P.L. Travers, Walt Disney & Mary Poppins

Kathy Cooney Dobbs


   I was one of many moviegoers watching Disney's  popular musical , Mary Poppins  when it opened in theaters in 1964,  and like most, fell in love with the practically perfect Mary , the Banks family and chimney sweep, Bert.                                                   

   While I knew nothing about the author, I enjoyed the  book Mary Poppins , and was a  huge fan of Walt Disney -  a child of the 1950's , I grew up with The Mickey Mouse Club , Zorro, The Wonderful World of Disney and movies Old Yeller, Bambi,  Dumbo, Toby Tyler, Pollyanna and The Parent Trap . Living in Southern California allowed me , along with my family to visit Disneyland every summer. When I graduated high school we even had our all night party at Disneyland!  Walt Disney was like an old friend.                                                    

     Not until I saw the movie Saving Mr. Banks, the Disney account of  P.L. Travers and the  tug of war, what Travers referred to as 'uneasy wedlock' ,  between her and Mr. Disney  and the making of Mary Poppins, did I learn something about the author. That she was a   somewhat difficult,  determined woman, one without much  humor or joy. Her biographer, Valerie Lawson portrays the same in Mary Poppins, She Wrote  - The Life of P.L. Travers. Travers being a  rather humorless, difficult  woman, but also a woman with talent, imagination and fortitude. And most protective of what today she might call 'her brand' - her beloved Mary Poppins.

 
    Lawrence writes her search for Pamela Travers (born Helen Lyndon Goff) began with the discovery she was Australian, and  "like myself had been a dancer, actress and writer. For me, Travers became more fascinating the more I learned of her mystery."

    Travers began writing as young girl and wrote several poems , including  Mother Song published in The Triad in 1922

Little son,
you must be sleeping;
Baby stars are peeping,
One by one.

'Time for bed !"...
Hear the Dustman crying,
As he comes with flying
Wings outspread...

    Lawrence writes 'Mother Song' was an unabashed piece of sentimentality (I think it sweet) , notable only for its mention of stars , the theme of so much of her later work, the phrase 'time for bed' , one of Mary Poppins favorite orders, and  the idea of the flying angel in the form of the Dustman.

    On March 20, 1926 the Christchurch Sun published  "The Strange Story of the Dancing Cow" , accompanied by a panel boasting "Miss Pamela Travers, who writes this story of the Sun is rapidly winning fame for herself in London.
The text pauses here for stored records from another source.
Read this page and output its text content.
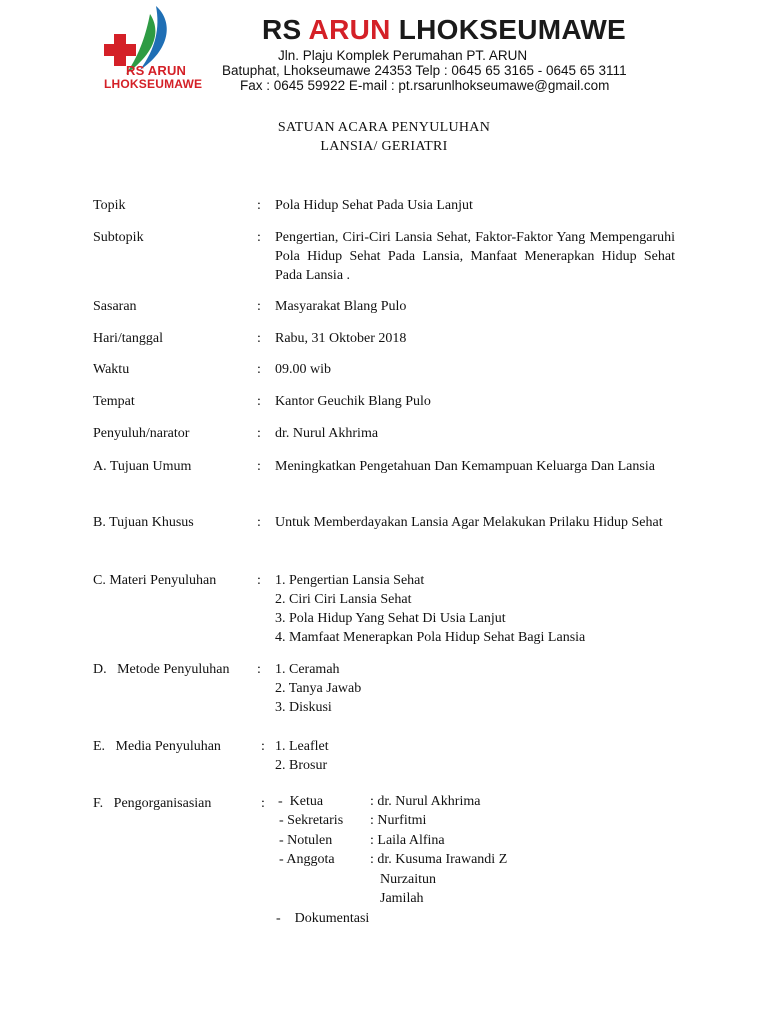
RS ARUN
LHOKSEUMAWE
RS ARUN LHOKSEUMAWE
Jln. Plaju Komplek Perumahan PT. ARUN
Batuphat, Lhokseumawe 24353 Telp : 0645 65 3165 - 0645 65 3111
Fax : 0645 59922 E-mail : pt.rsarunlhokseumawe@gmail.com
SATUAN ACARA PENYULUHAN
LANSIA/ GERIATRI
Topik	: Pola Hidup Sehat Pada Usia Lanjut
Subtopik	: Pengertian, Ciri-Ciri Lansia Sehat, Faktor-Faktor Yang Mempengaruhi Pola Hidup Sehat Pada Lansia, Manfaat Menerapkan Hidup Sehat Pada Lansia .
Sasaran	: Masyarakat Blang Pulo
Hari/tanggal	: Rabu, 31 Oktober 2018
Waktu	: 09.00 wib
Tempat	: Kantor Geuchik Blang Pulo
Penyuluh/narator	: dr. Nurul Akhrima
A. Tujuan Umum	: Meningkatkan Pengetahuan Dan Kemampuan Keluarga Dan Lansia
B. Tujuan Khusus	: Untuk Memberdayakan Lansia Agar Melakukan Prilaku Hidup Sehat
C. Materi Penyuluhan	: 1. Pengertian Lansia Sehat
2. Ciri Ciri Lansia Sehat
3. Pola Hidup Yang Sehat Di Usia Lanjut
4. Mamfaat Menerapkan Pola Hidup Sehat Bagi Lansia
D.   Metode Penyuluhan : 1. Ceramah
2. Tanya Jawab
3. Diskusi
E.   Media Penyuluhan	: 1. Leaflet
2. Brosur
F.   Pengorganisasian	: -  Ketua	: dr. Nurul Akhrima
- Sekretaris : Nurfitmi
- Notulen	: Laila Alfina
- Anggota	: dr. Kusuma Irawandi Z
Nurzaitun
Jamilah
-    Dokumentasi
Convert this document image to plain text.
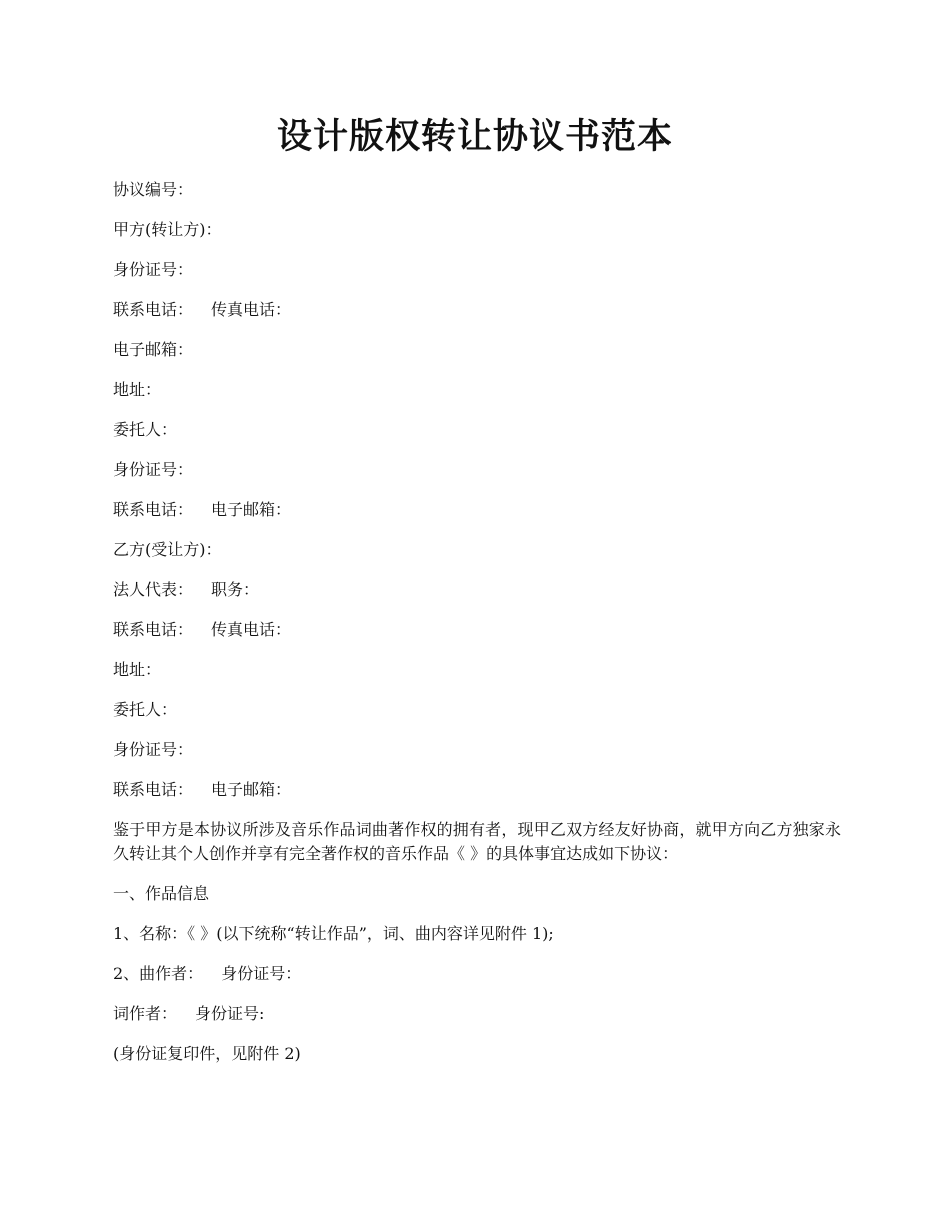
设计版权转让协议书范本
协议编号：
甲方(转让方)：
身份证号：
联系电话： 传真电话：
电子邮箱：
地址：
委托人：
身份证号：
联系电话： 电子邮箱：
乙方(受让方)：
法人代表： 职务：
联系电话： 传真电话：
地址：
委托人：
身份证号：
联系电话： 电子邮箱：
鉴于甲方是本协议所涉及音乐作品词曲著作权的拥有者，现甲乙双方经友好协商，就甲方向乙方独家永久转让其个人创作并享有完全著作权的音乐作品《 》的具体事宜达成如下协议：
一、作品信息
1、名称：《 》(以下统称“转让作品”，词、曲内容详见附件 1);
2、曲作者： 身份证号：
词作者： 身份证号:
(身份证复印件，见附件 2)
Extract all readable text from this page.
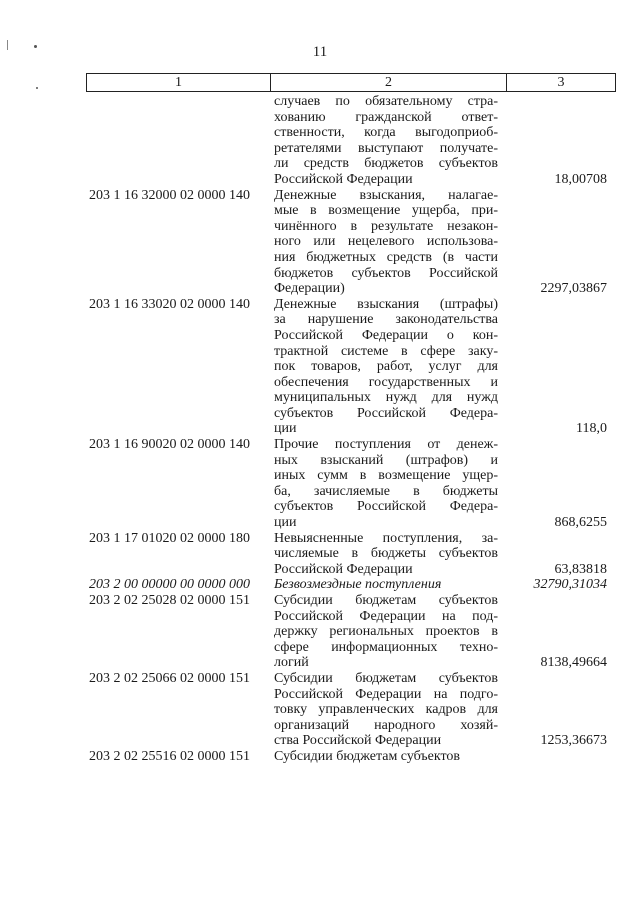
11
1	2	3
случаев по обязательному стра-
хованию гражданской ответ-
ственности, когда выгодоприоб-
ретателями выступают получате-
ли средств бюджетов субъектов
Российской Федерации	18,00708
203 1 16 32000 02 0000 140	Денежные взыскания, налагае-
мые в возмещение ущерба, при-
чинённого в результате незакон-
ного или нецелевого использова-
ния бюджетных средств (в части
бюджетов субъектов Российской
Федерации)	2297,03867
203 1 16 33020 02 0000 140	Денежные взыскания (штрафы)
за нарушение законодательства
Российской Федерации о кон-
трактной системе в сфере заку-
пок товаров, работ, услуг для
обеспечения государственных и
муниципальных нужд для нужд
субъектов Российской Федера-
ции	118,0
203 1 16 90020 02 0000 140	Прочие поступления от денеж-
ных взысканий (штрафов) и
иных сумм в возмещение ущер-
ба, зачисляемые в бюджеты
субъектов Российской Федера-
ции	868,6255
203 1 17 01020 02 0000 180	Невыясненные поступления, за-
числяемые в бюджеты субъектов
Российской Федерации	63,83818
203 2 00 00000 00 0000 000	Безвозмездные поступления	32790,31034
203 2 02 25028 02 0000 151	Субсидии бюджетам субъектов
Российской Федерации на под-
держку региональных проектов в
сфере информационных техно-
логий	8138,49664
203 2 02 25066 02 0000 151	Субсидии бюджетам субъектов
Российской Федерации на подго-
товку управленческих кадров для
организаций народного хозяй-
ства Российской Федерации	1253,36673
203 2 02 25516 02 0000 151	Субсидии бюджетам субъектов
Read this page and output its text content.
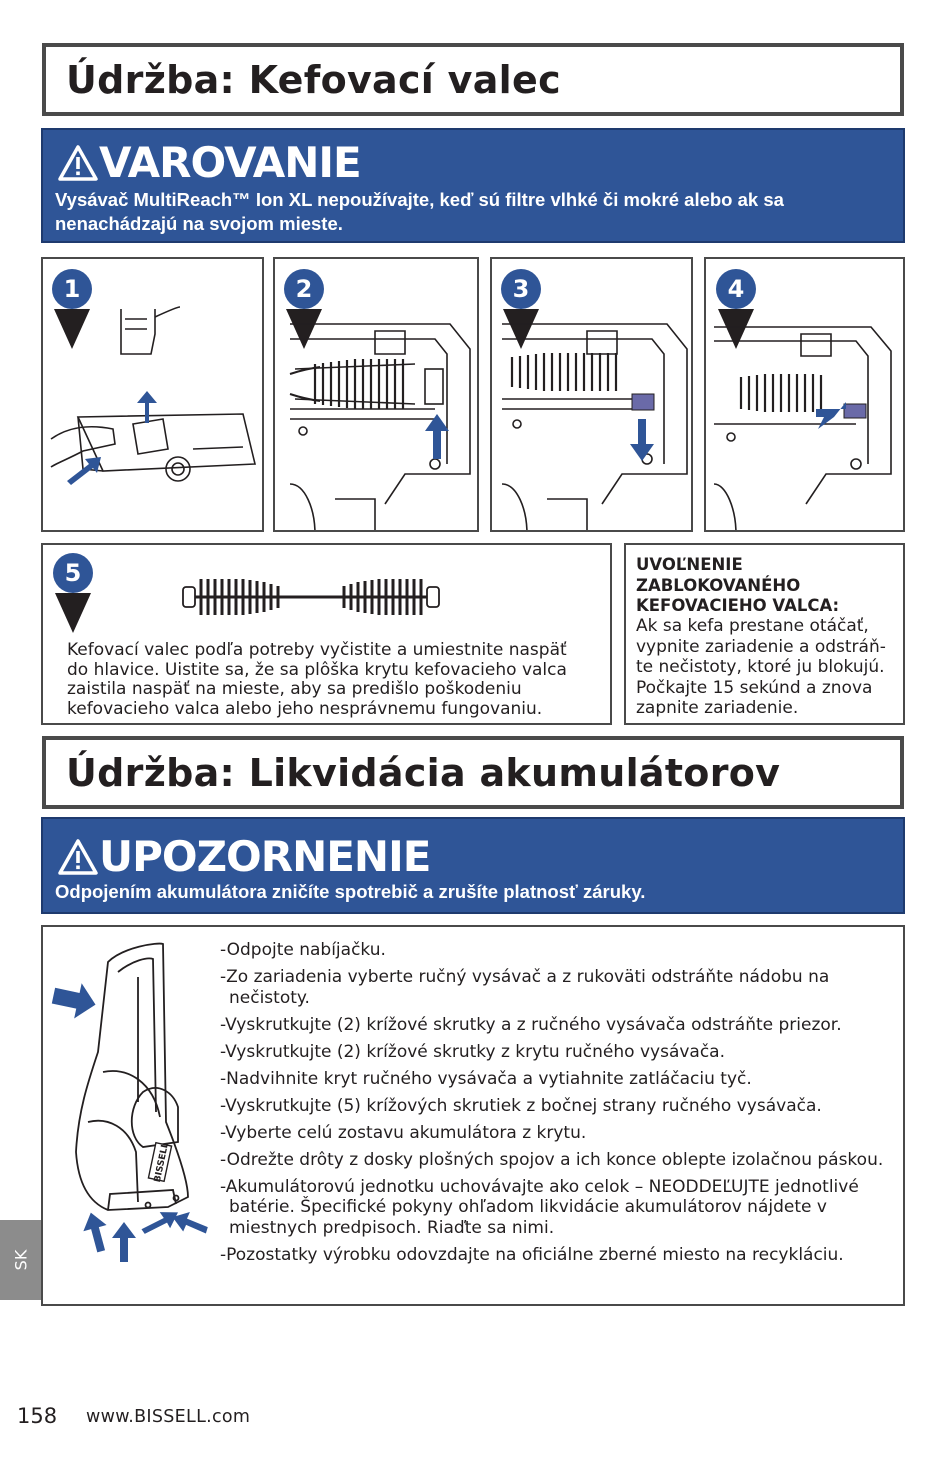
Údržba: Kefovací valec
VAROVANIE
Vysávač MultiReach™ Ion XL nepoužívajte, keď sú filtre vlhké či mokré alebo ak sa
nenachádzajú na svojom mieste.
1	2	3	4
5
Kefovací valec podľa potreby vyčistite a umiestnite naspäť
do hlavice. Uistite sa, že sa plôška krytu kefovacieho valca
zaistila naspäť na mieste, aby sa predišlo poškodeniu
kefovacieho valca alebo jeho nesprávnemu fungovaniu.
UVOĽNENIE
ZABLOKOVANÉHO
KEFOVACIEHO VALCA:
Ak sa kefa prestane otáčať,
vypnite zariadenie a odstráň-
te nečistoty, ktoré ju blokujú.
Počkajte 15 sekúnd a znova
zapnite zariadenie.
Údržba: Likvidácia akumulátorov
UPOZORNENIE
Odpojením akumulátora zničíte spotrebič a zrušíte platnosť záruky.
BISSELL
-Odpojte nabíjačku.
-Zo zariadenia vyberte ručný vysávač a z rukoväti odstráňte nádobu na nečistoty.
-Vyskrutkujte (2) krížové skrutky a z ručného vysávača odstráňte priezor.
-Vyskrutkujte (2) krížové skrutky z krytu ručného vysávača.
-Nadvihnite kryt ručného vysávača a vytiahnite zatláčaciu tyč.
-Vyskrutkujte (5) krížových skrutiek z bočnej strany ručného vysávača.
-Vyberte celú zostavu akumulátora z krytu.
-Odrežte drôty z dosky plošných spojov a ich konce oblepte izolačnou páskou.
-Akumulátorovú jednotku uchovávajte ako celok – NEODDEĽUJTE jednotlivé batérie. Špecifické pokyny ohľadom likvidácie akumulátorov nájdete v miestnych predpisoch. Riaďte sa nimi.
-Pozostatky výrobku odovzdajte na oficiálne zberné miesto na recykláciu.
SK
158 www.BISSELL.com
Few writers  today can equal her in the realm of whimsical fantasy. Read here in the Old Red Cow who awoke to find herself smitten  with star fever." In the first Mary Poppins book, published in 1934 , Mary told the same story of the cow and a king within a chapter called , "The Dancing Cow."

    During one interview Travers  says, " When I was in my teens, I wrote a small story about someone named Mary Poppins putting children to bed. I can't remember what paper the story appeared in, but the name was a long  time a-growing, a long time in existence, perhaps."  While during her lifetime no one ever discovered when she created Mary Poppins, and she certainly didn't tell, one can surmise Mary Poppins was always part of P.L. Travers. I'm sure that's one reason it was so hard for her to relinquish any control to Disney for the movie adaptation. Mary Poppins belonged to her.

     Travers admitted she liked the movie, but was always peeved with the title screen,  'Walt Disney's Mary Poppins' and felt it should have been  Mary Poppins arranged for the screen by Walt Disney. In the end one might say, it was the  magic of Travers and the magic of Disney that brought Mary Poppins long lasting life, and generations of fame.






1 comment:

Patty said...

Mary was, and always will be, a favorite of mine...thank you P.L. Travers and thank you Kath for the fun blog!